Ratings622
Average rating4.1
I couldn't stop turning the pages. I started this book on Monday and I read every spare moment and then I reluctantly set it aside when I went to sleep and then I read again as much as I could on Tuesday and once again closed it when I had to go to bed and now I've finished it on Wednesday. It's that good.
Elizabeth Zott is a woman we all were in a world we all once lived in. Well, maybe slightly exaggerated, but, if so, it's just for effect. Zott wants to be a chemist, but she is thwarted in school as well as in the workplace for one reason: Women should not and cannot be chemists, according to all the men who run things. Despite all the obstacles, Zott is a chemist. And Zott does not want to marry or have children, but somehow she falls in love anyway and a child appears anyway.
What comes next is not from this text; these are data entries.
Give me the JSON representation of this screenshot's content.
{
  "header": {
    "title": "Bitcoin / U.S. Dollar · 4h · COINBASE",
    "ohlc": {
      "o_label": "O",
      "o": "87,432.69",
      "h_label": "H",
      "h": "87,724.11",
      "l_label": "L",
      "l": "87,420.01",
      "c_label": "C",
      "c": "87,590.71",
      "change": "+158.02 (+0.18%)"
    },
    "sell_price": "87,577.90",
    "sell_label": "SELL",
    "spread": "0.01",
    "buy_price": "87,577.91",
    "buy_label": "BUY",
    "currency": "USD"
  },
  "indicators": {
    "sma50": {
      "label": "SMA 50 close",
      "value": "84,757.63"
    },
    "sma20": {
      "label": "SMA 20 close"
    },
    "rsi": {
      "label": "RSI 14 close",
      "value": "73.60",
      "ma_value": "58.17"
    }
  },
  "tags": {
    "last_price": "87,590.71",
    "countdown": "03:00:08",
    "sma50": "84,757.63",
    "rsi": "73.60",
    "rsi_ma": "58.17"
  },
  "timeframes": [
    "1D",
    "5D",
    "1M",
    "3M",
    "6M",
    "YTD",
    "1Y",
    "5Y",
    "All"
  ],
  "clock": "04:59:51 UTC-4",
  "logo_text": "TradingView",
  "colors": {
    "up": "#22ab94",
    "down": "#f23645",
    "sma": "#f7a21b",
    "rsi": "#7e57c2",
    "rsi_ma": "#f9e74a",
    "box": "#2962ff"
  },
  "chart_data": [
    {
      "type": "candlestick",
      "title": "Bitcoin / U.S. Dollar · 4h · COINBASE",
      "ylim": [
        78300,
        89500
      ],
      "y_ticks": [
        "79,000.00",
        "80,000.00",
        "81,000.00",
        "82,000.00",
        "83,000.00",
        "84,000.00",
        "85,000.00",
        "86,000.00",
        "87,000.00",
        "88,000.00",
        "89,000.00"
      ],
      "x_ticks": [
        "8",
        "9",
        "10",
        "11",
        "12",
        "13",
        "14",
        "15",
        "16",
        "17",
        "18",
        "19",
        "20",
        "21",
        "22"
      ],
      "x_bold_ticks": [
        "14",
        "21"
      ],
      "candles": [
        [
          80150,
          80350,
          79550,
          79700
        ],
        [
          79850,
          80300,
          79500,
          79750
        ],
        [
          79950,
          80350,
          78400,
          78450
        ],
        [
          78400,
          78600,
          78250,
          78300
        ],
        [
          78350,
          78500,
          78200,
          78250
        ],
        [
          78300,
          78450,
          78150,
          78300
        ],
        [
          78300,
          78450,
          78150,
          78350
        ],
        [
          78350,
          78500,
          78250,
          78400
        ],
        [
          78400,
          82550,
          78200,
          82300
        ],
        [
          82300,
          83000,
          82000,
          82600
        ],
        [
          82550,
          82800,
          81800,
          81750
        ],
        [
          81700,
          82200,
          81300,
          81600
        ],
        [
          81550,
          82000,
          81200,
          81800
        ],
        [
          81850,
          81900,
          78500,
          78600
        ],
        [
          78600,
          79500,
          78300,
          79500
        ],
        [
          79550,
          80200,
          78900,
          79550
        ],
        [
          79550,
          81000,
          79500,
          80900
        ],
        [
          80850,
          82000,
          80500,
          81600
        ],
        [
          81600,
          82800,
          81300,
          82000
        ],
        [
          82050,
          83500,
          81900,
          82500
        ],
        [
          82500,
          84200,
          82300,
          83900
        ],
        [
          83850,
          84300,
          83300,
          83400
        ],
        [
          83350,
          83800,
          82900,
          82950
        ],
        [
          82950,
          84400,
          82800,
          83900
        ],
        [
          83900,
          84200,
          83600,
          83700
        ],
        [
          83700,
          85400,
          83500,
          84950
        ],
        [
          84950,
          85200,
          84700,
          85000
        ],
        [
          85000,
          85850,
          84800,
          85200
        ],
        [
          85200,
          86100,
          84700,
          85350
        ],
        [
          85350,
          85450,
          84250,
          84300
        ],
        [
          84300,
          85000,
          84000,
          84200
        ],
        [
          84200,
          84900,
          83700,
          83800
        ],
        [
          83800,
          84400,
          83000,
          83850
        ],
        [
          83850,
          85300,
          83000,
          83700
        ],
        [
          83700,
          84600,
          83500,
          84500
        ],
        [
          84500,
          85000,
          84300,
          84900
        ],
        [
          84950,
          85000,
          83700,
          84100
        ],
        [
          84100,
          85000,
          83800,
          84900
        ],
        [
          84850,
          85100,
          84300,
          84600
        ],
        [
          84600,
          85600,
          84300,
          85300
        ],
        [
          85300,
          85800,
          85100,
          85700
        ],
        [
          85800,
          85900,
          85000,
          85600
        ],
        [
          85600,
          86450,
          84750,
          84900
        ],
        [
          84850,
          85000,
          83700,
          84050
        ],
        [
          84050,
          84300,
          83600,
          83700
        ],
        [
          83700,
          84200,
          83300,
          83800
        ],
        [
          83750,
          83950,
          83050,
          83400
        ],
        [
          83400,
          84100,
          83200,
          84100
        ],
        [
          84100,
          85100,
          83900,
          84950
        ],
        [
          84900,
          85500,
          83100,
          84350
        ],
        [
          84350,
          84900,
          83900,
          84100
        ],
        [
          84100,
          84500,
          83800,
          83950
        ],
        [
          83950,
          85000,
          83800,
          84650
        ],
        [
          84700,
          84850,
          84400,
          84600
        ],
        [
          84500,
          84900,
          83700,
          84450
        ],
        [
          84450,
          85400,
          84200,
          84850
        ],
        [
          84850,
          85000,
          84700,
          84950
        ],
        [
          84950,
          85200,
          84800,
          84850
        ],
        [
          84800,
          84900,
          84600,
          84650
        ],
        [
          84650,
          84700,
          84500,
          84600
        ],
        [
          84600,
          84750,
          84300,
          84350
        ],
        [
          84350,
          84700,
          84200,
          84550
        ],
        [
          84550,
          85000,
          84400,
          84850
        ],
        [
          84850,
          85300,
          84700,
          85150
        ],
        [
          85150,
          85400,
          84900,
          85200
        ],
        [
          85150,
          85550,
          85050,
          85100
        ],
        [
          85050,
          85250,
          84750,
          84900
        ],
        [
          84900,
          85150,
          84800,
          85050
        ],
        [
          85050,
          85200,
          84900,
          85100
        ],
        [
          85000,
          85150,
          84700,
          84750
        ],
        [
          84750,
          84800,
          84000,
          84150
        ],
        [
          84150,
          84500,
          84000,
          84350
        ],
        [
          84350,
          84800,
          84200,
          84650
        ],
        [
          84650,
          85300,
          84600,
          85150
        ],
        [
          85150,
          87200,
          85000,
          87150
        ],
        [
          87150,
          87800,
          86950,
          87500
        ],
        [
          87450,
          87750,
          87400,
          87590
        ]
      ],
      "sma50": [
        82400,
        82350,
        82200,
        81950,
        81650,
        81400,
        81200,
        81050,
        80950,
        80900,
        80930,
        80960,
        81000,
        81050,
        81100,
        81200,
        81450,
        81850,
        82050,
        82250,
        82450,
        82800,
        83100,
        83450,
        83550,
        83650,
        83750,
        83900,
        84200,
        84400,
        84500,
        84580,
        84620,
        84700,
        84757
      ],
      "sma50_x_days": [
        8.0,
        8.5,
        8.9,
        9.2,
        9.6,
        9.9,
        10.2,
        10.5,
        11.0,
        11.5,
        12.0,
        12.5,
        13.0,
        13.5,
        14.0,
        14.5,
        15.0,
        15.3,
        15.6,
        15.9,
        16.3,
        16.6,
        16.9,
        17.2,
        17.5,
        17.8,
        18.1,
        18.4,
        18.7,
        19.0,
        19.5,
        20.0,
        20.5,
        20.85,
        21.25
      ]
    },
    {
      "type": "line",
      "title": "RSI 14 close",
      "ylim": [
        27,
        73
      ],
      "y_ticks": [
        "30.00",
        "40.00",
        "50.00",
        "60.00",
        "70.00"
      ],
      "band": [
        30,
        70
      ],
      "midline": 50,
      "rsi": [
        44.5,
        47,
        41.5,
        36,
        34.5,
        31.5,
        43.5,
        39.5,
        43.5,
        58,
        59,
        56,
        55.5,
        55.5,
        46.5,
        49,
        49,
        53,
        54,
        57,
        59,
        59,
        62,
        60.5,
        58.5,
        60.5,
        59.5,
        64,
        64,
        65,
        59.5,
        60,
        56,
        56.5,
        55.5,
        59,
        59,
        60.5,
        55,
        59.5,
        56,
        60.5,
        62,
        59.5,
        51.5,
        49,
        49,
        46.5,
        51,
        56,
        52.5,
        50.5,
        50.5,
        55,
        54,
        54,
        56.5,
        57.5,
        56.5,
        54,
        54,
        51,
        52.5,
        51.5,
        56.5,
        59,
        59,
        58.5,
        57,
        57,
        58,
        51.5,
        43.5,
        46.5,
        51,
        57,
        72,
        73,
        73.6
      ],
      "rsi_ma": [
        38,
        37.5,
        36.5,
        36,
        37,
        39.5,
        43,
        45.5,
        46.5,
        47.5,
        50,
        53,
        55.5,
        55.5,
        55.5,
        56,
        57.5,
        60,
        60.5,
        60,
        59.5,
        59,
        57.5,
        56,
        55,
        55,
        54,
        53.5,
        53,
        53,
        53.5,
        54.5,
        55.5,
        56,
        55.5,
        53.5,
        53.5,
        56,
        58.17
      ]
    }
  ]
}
And her lack of a wedding ring and the child she bears only serve to go against her even further with those who run things.
It's a book of extremes, and the humor can be sharp and painful and grim, but the reader can't help but adore Zott and her made-in-her-mother's-image daughter along with their dog who knows hundreds of words and her Catholic neighbor who would do anything for a divorce and a minister who isn't sure about God...
I took away a few points for the sitcom ending but the truth is that I wouldn't have been happy with any other last chapter.
You might want to read this book. It is probably one of my favorite reads of the year.